The can-nots are different. Mental illness, or some other condition nobody chooses, keeps a stable life out of reach, and no amount of deciding will change that. Telling them to do better is telling a man with a broken leg to walk it off. What he needs is a doctor, and what they need is treatment from people who stay long enough for it to take.

Then there are the will-nots, who get offered the bed, the program, the caseworker, and still say no to a different life for themselves. Some of them love the open road more than they could ever love a lease. Others are so deep inside a drug that nothing the rest of us can offer competes with the next high. Nobody likes talking about this group, which is exactly why somebody should.

Trapped In Between

I won’t pretend the categories come with clear borders. People drift between them, and I have watched it happen.

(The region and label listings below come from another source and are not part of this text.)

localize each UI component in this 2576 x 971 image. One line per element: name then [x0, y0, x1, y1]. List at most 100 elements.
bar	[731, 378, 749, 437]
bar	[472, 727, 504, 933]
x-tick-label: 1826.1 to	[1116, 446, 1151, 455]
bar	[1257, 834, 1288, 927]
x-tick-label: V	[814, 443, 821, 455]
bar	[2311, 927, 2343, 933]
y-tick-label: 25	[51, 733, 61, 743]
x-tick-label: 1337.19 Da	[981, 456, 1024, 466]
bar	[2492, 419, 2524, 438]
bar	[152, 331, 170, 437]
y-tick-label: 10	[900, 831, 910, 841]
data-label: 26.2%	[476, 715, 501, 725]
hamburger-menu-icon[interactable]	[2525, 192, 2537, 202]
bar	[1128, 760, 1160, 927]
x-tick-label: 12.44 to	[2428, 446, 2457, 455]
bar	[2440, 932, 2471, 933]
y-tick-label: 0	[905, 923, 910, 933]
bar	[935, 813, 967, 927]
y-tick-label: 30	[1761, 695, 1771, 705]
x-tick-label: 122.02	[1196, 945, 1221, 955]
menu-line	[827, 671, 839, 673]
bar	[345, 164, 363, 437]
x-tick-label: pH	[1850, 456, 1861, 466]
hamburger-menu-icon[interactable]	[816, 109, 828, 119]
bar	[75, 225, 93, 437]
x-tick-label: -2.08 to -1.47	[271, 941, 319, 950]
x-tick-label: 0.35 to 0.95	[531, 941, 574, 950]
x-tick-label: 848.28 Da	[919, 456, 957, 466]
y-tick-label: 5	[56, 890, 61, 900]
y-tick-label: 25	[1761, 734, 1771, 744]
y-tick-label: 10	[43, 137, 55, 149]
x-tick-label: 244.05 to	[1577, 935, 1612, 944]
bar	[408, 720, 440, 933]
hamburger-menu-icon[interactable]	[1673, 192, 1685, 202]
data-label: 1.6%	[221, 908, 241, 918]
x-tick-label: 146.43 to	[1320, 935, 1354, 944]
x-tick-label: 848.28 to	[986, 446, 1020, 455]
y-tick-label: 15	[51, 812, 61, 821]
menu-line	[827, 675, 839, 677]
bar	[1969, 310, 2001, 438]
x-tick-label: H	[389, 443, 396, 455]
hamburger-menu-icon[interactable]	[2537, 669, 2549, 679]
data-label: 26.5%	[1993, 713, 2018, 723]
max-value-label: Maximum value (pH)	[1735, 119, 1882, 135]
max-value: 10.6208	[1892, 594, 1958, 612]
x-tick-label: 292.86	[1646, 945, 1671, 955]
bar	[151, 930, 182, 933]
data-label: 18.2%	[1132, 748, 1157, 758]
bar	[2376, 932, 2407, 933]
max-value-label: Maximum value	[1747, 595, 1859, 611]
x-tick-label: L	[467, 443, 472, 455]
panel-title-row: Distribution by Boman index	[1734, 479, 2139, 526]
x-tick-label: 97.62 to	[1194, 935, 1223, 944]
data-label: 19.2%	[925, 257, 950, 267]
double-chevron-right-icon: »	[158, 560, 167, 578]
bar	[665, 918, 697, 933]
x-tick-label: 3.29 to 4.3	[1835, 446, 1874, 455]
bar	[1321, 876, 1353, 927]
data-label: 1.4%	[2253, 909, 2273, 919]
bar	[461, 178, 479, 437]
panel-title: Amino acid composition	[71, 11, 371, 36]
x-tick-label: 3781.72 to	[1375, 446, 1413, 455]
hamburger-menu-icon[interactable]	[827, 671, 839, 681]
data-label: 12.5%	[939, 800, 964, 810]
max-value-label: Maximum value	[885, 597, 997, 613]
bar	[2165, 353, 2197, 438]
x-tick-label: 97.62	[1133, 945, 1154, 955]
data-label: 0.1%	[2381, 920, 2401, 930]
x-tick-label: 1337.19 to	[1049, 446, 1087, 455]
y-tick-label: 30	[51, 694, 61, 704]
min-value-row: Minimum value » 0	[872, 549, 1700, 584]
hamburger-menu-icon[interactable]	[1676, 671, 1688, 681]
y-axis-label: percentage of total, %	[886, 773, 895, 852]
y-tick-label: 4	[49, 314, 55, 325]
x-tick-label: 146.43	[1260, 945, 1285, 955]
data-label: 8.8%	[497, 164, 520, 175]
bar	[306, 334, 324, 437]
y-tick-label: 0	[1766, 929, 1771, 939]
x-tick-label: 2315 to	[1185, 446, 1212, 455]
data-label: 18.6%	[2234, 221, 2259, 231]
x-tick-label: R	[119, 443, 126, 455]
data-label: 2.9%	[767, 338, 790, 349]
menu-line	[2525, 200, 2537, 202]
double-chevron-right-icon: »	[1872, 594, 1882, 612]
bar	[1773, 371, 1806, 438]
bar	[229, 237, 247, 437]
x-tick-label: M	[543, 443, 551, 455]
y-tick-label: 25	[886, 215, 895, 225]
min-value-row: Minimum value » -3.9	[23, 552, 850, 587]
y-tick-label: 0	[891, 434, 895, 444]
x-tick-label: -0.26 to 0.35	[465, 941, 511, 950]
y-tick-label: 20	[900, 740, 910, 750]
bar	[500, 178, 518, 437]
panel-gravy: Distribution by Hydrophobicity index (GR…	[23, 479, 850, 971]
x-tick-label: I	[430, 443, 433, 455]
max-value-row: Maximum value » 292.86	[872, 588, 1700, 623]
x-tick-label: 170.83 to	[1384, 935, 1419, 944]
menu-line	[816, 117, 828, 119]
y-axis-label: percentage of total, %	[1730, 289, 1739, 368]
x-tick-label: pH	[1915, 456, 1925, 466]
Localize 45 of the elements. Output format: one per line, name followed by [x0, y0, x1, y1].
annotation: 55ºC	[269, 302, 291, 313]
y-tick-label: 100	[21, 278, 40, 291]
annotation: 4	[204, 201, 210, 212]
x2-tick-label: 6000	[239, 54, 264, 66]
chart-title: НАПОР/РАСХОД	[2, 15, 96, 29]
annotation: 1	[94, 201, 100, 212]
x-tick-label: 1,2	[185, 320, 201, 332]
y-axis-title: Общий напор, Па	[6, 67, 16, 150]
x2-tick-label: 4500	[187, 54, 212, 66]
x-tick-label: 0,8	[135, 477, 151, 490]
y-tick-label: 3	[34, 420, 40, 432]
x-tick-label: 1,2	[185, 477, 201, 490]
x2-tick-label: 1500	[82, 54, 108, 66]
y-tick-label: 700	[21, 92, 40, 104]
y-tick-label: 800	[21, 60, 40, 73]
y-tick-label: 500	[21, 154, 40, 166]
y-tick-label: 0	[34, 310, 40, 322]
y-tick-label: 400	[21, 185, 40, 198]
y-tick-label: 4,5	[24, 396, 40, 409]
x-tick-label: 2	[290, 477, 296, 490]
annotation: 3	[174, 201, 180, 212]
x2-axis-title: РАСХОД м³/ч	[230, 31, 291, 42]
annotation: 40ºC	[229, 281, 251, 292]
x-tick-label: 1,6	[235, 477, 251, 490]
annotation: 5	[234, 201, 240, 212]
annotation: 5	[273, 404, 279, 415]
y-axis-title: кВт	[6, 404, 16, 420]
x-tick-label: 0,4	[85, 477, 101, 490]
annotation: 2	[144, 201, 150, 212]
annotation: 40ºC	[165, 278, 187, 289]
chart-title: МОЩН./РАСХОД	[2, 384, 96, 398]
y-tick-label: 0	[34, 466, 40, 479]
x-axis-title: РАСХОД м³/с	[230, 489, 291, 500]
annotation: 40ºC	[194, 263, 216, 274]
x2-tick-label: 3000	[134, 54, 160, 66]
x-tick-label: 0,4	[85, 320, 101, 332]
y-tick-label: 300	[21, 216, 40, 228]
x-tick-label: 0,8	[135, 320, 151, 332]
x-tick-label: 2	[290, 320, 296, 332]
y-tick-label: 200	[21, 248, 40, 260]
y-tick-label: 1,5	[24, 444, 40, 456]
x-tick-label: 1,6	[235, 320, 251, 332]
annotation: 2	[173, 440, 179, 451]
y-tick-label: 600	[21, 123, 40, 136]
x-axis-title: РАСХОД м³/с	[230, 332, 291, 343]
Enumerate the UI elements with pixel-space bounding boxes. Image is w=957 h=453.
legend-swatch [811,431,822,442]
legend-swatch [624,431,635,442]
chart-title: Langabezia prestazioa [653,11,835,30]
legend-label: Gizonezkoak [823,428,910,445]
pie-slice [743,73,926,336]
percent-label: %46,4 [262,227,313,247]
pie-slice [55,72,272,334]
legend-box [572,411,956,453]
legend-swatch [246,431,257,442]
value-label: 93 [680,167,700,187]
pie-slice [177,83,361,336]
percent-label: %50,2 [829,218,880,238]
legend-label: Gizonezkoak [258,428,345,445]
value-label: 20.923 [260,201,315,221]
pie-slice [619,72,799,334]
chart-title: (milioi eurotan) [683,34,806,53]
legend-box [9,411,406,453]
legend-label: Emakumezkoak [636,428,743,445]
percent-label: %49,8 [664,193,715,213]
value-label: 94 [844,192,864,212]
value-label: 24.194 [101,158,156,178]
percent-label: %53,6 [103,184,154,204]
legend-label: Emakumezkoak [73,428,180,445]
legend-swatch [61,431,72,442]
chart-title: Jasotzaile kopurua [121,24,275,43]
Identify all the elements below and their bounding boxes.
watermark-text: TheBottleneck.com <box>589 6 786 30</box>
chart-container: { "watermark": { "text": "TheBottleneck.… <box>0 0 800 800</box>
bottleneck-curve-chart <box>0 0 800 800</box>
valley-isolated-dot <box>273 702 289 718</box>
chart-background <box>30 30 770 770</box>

Soft boundaries don’t excuse us from defining the problem, and our city’s ledger shows what refusal of definition costs. Recently, Santa Barbara put around $1.65 million into services that actually move people off the street, and an estimated $6.5 million into cleaning up after the problem: enforcement, encampment removal, and repairs. Four dollars are spent on consequences for every dollar spent on a cure. We pay that bill every year, and every year the street looks about the same.

So, what would it mean to ask which problem we’re solving? For the have-nots, mostly money and speed. Rental help that arrives before the eviction notice does so because keeping a family housed costs a fraction of what it takes to rehouse them later. The can-nots need treatment first, then housing built around the treatment, with staff on site rather than a tent, and our belief in their recovery. The will-nots are the hard part. What they need from us is accountability, and I want to be careful with that word, because I don’t mean punishment. I mean a consequence with a door to an incentive.

I’ve watched that work from up close. My mother got clean only after a consequence finally landed, with a way out attached. The judge told her at her parole hearing that she was on her last strike. She had to choose between her old ways, landing her back in prison and misery, or her freedom and kids. It wasn’t easy to clutch her hand and feel the tears running down my face before going back to sixth grade the next day. But looking away from the needed change felt like watching someone slowly drown and calling it respect.

Now that she chose her freedom and our relationship, I know the hard thing turned out to be the loving thing. People hear the word “accountability” and hear coldness. I hear it as giving somebody a chance to choose a different path back to us.

When you hear the next homelessness proposal, ask one question: which of the three is it for? If the answer is all of them, it is probably built for none of them.

What moves a person out of any category is hope – a future worth standing up for. I found mine in a warm classroom, over homework finished by flashlight in the cold. The people I love found theirs in their own time. The people on our streets are homeless, not hopeless. Almost no one is beyond return.

•••

Alexander Stoeber is a Santa Barbara real estate agent with Compass. Homeless through much of his childhood and displaced again in high school, he graduated and moved to Santa Barbara to earn his degree in Political Science from UCSB. He now helps people find housing.